Solo What The Hell Wednesday

Wednesdays are great for Wordless and Wordful posts, but we decided to go a different route and create our own Wednesday fun. We figured what the hell. That’s how we started What The Hell Wednesday. Who are we kidding? That’s pretty much how we decide on almost everything. If you want to play along, grab our button on the sidebar, link up to us in your post and don’t forget to sign in to the linky below. Really, what the hell?
Elle
Looks like I’m doing What The Hell Wednesday all by myself again. What The Hell Stacy??!!!!!
I’ve had it with DQ and their commercials. We don’t have a DQ anywhere around here and the relentless commercials are annoying. What The Hell DQ?? Why are we the only DQ free zone in the US? We have to wait until our summer vacation to get DQ and the kids seriously look forward to it every year. Where we live they have frozen custard. Which is great unless you have a child with an egg allergy. Which we do. He just wants his Dilly Bars. Is that too much to ask?
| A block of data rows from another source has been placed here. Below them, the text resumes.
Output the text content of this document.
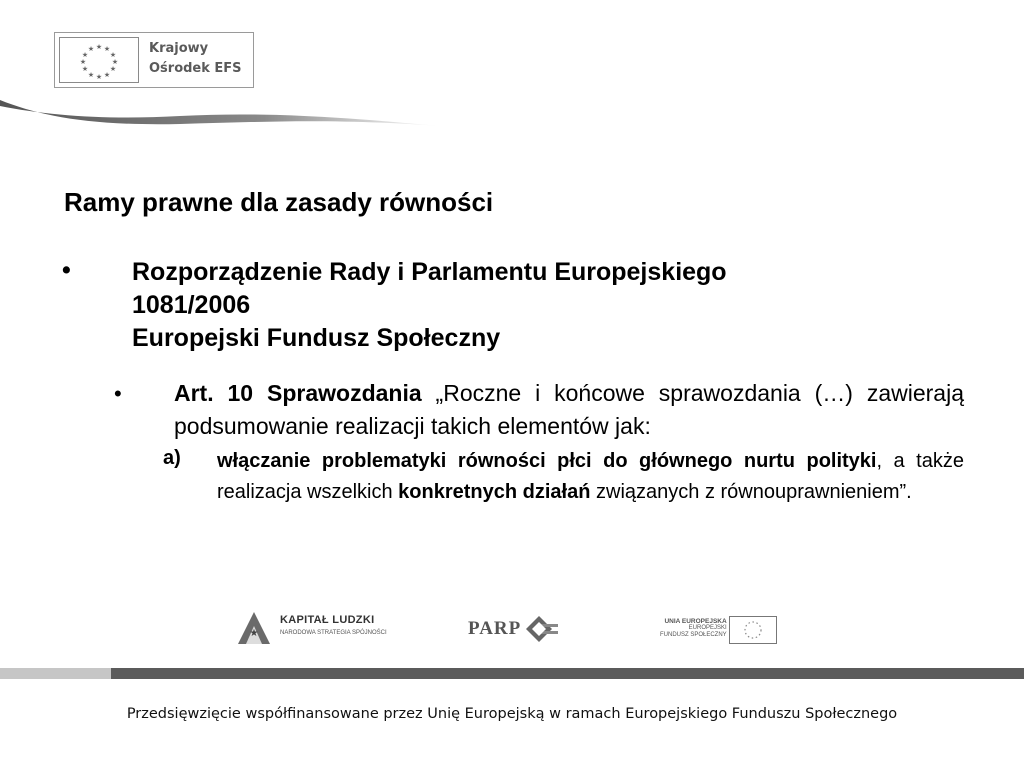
★ ★
★
★
★
★
★
★
★
★
★
★	Krajowy
Ośrodek EFS
Ramy prawne dla zasady równości
• Rozporządzenie Rady i Parlamentu Europejskiego
1081/2006
Europejski Fundusz Społeczny
• Art. 10 Sprawozdania „Roczne i końcowe sprawozdania (…) zawierają podsumowanie realizacji takich elementów jak:
a) włączanie problematyki równości płci do głównego nurtu polityki, a także realizacja wszelkich konkretnych działań związanych z równouprawnieniem”.
★
KAPITAŁ LUDZKI
NARODOWA STRATEGIA SPÓJNOŚCI	PARP	UNIA EUROPEJSKA
EUROPEJSKI
FUNDUSZ SPOŁECZNY
Przedsięwzięcie współfinansowane przez Unię Europejską w ramach Europejskiego Funduszu Społecznego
I’m on ladder watch at my house. Since September there has been a ladder propped against my neighbors house. I see it every single time I look out my kitchen window. It’s been up so long the orange paint has started to fade. What The Hell???
I’m tired of the puppy nipping me, pulling on my clothes and barking frantically at me. What The Hell??!! Either he is telling me Timmy is stuck in a well or he wants to go out. I can’t tell the difference. I did teach him to get his leash and bring it to me, but then we bought a retractable leash and now he can’t get it. Any tips on teaching him not to attack me when he wants to go out would be appreciated. That way I’d know when he needed to go out or if I need to go save that damn Timmy.
That’s it for WTHW this week. I need to get some housework done before work. I know, housework? What The Hell??